En el contexto de esa crisis cambiaria inédita (ya que sus causas fueron en realidad políticas) y con el objetivo imperioso de no devaluar (una medida extrema que hubiera tenido consecuencias impredecibles) fue que el gobierno profundizó su giro a la derecha, buscando algún tipo de salida negociada con las grandes corporaciones nucleadas en el Consejo Agroindustrial Argentino, aceitando los contactos con los empresarios más influyentes del círculo rojo y tomando medidas tendientes a satisfacer la exigencia de los mercados.
La reducción de las retenciones fue una clara señal en esa dirección, pero también lo fueron, en otros planos, el voto contra Venezuela en la ONU, guiñándole el ojo al Fondo Monetario Internacional, la represión y desalojo de la toma de Guernica y la forma en que se resolvió el conflicto en la Estancia Casa Nueva, garantizándole a “los dueños de la tierra” el carácter sacrosanto de la propiedad privada. La falta de certezas con respecto a la continuidad del IFE (o más bien la certeza de que no continuará), la dilación en el tratamiento del aporte extraordinario de las grandes fortunas y el énfasis cada vez mayor que se pone en la “disciplina fiscal”, van en la misma dirección.

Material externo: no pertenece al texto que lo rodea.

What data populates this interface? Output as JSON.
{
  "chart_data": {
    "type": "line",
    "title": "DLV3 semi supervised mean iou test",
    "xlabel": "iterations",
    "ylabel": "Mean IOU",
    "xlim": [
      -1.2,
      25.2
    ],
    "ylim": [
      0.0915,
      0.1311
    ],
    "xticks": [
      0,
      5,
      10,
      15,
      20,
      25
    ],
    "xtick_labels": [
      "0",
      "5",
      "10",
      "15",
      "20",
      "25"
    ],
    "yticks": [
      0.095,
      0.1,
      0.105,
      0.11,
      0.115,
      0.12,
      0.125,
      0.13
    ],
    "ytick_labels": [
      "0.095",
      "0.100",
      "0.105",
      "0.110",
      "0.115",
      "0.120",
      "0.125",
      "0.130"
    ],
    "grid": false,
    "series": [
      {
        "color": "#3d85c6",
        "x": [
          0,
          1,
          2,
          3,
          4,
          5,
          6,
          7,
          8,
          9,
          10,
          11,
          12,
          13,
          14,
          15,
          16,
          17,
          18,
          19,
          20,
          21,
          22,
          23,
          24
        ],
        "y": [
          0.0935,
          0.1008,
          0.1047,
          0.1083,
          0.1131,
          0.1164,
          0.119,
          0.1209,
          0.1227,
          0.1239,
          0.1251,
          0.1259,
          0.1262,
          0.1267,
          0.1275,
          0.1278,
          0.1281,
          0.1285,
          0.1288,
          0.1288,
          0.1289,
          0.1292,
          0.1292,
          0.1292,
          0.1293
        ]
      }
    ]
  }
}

Lo que al comienzo de la pandemia despuntó como una posibilidad concreta (que el gobierno de Alberto Fernández fuera un poco más allá de lo que su propia base electoral había votado) se ha diluido como agua entre las manos. Lo que asoma en el horizonte es cada vez más preocupante y no podrá revertirse hasta tanto se deje de lado la táctica suicida que consiste en eludir los ataques de la derecha corriéndose cada vez más a la derecha.
Se necesita de manera urgente un cambio de rumbo, pero eso no será posible hasta que no entre en escena el gigantesco entramado de organizaciones populares que confluyeron en el Frente de Todos, participando activamente en la dinámica de las luchas políticas y sociales, levantando un programa propio e influyendo en la toma de decisiones. A esta altura del partido deberíamos saber de sobra que para frenar a la derecha se requieren dos cosas: audacia y protagonismo popular. El gobierno, que hoy no tiene ni una ni la otra, debería tomar nota de lo que marca la experiencia histórica, que sobre este punto siempre ha sido concluyente.